I recently discovered a new website that I fear will only serve to perpetuate this problem. Engage.re is a social media platform, designed to further virtualise society, focusing specifically on issues of social welfare. Their promotional video presents the image of an old market square. Back in the day, whenever there was a public concern – an on-coming storm for instance – the town’s people would get together in the square to discuss how to react; some would build shelters, some would collect the laundry, others would round up the sheep. The storm would pass over and the village would survive. The problem, as put by Engage.re, is that modern society doesn’t function like that anymore. We are isolated from each other, and when there is a public concern, the people are not organised to react. Engage.re claims to function as a substitute for the old market square ideal, by providing people with a platform to connect and discuss social issues.

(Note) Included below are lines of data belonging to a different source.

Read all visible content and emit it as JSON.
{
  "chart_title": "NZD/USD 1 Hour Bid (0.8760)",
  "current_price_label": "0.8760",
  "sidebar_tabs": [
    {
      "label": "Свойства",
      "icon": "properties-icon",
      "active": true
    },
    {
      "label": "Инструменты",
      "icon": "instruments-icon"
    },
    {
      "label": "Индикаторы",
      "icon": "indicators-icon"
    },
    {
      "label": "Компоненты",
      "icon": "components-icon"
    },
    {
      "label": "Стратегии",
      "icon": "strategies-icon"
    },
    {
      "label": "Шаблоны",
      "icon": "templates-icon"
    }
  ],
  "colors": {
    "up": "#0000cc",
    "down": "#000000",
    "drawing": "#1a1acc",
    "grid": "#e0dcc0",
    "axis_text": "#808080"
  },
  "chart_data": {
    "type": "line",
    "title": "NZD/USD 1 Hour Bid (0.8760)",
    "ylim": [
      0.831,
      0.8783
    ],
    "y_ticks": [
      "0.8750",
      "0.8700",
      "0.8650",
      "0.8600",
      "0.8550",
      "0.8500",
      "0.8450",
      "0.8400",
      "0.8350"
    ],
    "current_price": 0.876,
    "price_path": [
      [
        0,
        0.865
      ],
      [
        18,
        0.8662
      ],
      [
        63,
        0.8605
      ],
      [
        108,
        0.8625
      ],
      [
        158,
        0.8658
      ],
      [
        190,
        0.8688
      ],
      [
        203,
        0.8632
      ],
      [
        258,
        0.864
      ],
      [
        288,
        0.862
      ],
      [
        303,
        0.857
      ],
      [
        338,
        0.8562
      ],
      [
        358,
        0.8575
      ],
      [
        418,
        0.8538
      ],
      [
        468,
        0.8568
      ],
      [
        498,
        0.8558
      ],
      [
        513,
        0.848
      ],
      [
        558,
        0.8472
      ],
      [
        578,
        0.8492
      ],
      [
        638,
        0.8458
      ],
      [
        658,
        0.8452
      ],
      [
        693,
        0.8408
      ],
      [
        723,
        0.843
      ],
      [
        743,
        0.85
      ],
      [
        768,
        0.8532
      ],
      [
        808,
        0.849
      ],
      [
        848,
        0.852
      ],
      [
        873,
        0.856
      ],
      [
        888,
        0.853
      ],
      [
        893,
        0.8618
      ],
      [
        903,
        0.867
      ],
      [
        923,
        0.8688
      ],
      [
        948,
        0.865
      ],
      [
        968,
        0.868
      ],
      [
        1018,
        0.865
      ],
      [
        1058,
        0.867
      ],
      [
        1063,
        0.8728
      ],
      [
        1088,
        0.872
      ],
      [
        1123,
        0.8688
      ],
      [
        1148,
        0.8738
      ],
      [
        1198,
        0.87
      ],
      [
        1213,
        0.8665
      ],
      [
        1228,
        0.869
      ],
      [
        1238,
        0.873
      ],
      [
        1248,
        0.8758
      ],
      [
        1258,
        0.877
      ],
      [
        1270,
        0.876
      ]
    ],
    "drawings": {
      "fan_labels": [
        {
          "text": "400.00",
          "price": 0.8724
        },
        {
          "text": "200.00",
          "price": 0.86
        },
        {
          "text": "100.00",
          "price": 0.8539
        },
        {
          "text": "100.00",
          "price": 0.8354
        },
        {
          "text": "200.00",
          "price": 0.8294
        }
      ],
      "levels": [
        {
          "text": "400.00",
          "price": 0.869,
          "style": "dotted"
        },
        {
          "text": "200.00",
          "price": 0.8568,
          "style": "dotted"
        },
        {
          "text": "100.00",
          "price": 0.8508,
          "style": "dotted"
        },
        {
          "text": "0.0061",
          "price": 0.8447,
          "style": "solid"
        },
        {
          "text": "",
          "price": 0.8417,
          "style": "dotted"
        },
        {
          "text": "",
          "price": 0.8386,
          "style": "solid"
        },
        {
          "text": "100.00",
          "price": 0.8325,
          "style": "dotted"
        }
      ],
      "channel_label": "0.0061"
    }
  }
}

I completely sympathise with Engage.re’s analysis of the problem. People are isolated and community is crumbling. But their solution seems off the mark. We must ask what caused the decline of the ‘old market square’ ideal in the first place. If indeed social media has disconnected us from reality, forcing us to live a false life in a virtual universe, the solution is not to be found within social media itself. To put it bluntly, if we want people to reconnect, organise, and care for each other, we should just get on with it! If we look back in awe at the ‘old market square’ ideal and feel we have lost something, we should recreate the old market square ourselves! What might this look like? This probably does not mean donning a farmer’s cap and shepparding sheep down the high street, but it might mean engaging your neighbours in conversation, understanding your community and its needs a bit more, and mobilising with your friends to make a difference.
Engage.re is attempting to allow us to connect and converse more efficiently on a platform we are already using: the internet. However, it saddens me to think that we have become dependent on this tool. Have we lost the capacity to engage with our neighbours and care for each other? I don’t think so. But I do think we have become tainted by a tendency to pretend we are participating in a community, without even getting out of our office chairs. Regarding this issue, Shane Claiborne writes in his book Jesus For President that it is not enough for the rich simply to give money to the poor – the rich need to know the poor. I completely agree. If society was more cohesive we would understand each other’s needs better and have more opportunity to love each other. Building another online network to give the impression of social interaction might only serve to detach people further.
Do sign up for Engage.re’s platform. It might be brilliant, and I will happily eat my words if it is. However, I have some other ideas too, which I think will be more effective in connecting people and meeting society’s needs.
- Meet your neighbours. Have you ever knocked on your neighbour’s door? Give it a go! Introduce yourself. If you think that’ll be a bit awkward, bake them a cake – that’ll give you more confidence.
- Talk to people on the street. If you’re not in a rush, sit with someone on the street for 20 minutes. Buy them a cup of tea. Listen to their stories. Understand them for who they are, and tell them a bit about yourself too.
- Meet the locals. Sacrifice an evening in front of your laptop screen for spending time at a local club or a pub. Learn a language in an adult class, learn to swing dance, play some snooker. See what other people’s lives are like, and consider how you can help each other.
- If you are a church-goer, leave your phone at home next time you go. Instead of checking Twitter after the service, chat with your fellow brothers and sisters. Meet someone new. Pray together.
- Turn off the tech. If you’re out for a meal with friends, stack your phones in the middle of the table. First one to touch their phone pays the bill!
Most importantly (and sickeningly cliché…), be the change you want to see in the world. If you think society would function better with people engaged in real, natural dialogue, then start engaging people in dialogue yourself. Get to know people in need, be vulnerable with them yourself, and struggle together through life’s storms.
Lisa is a Catholic and likes the colour purple, sunshine and being by the sea. She works for the Student Christian Movement.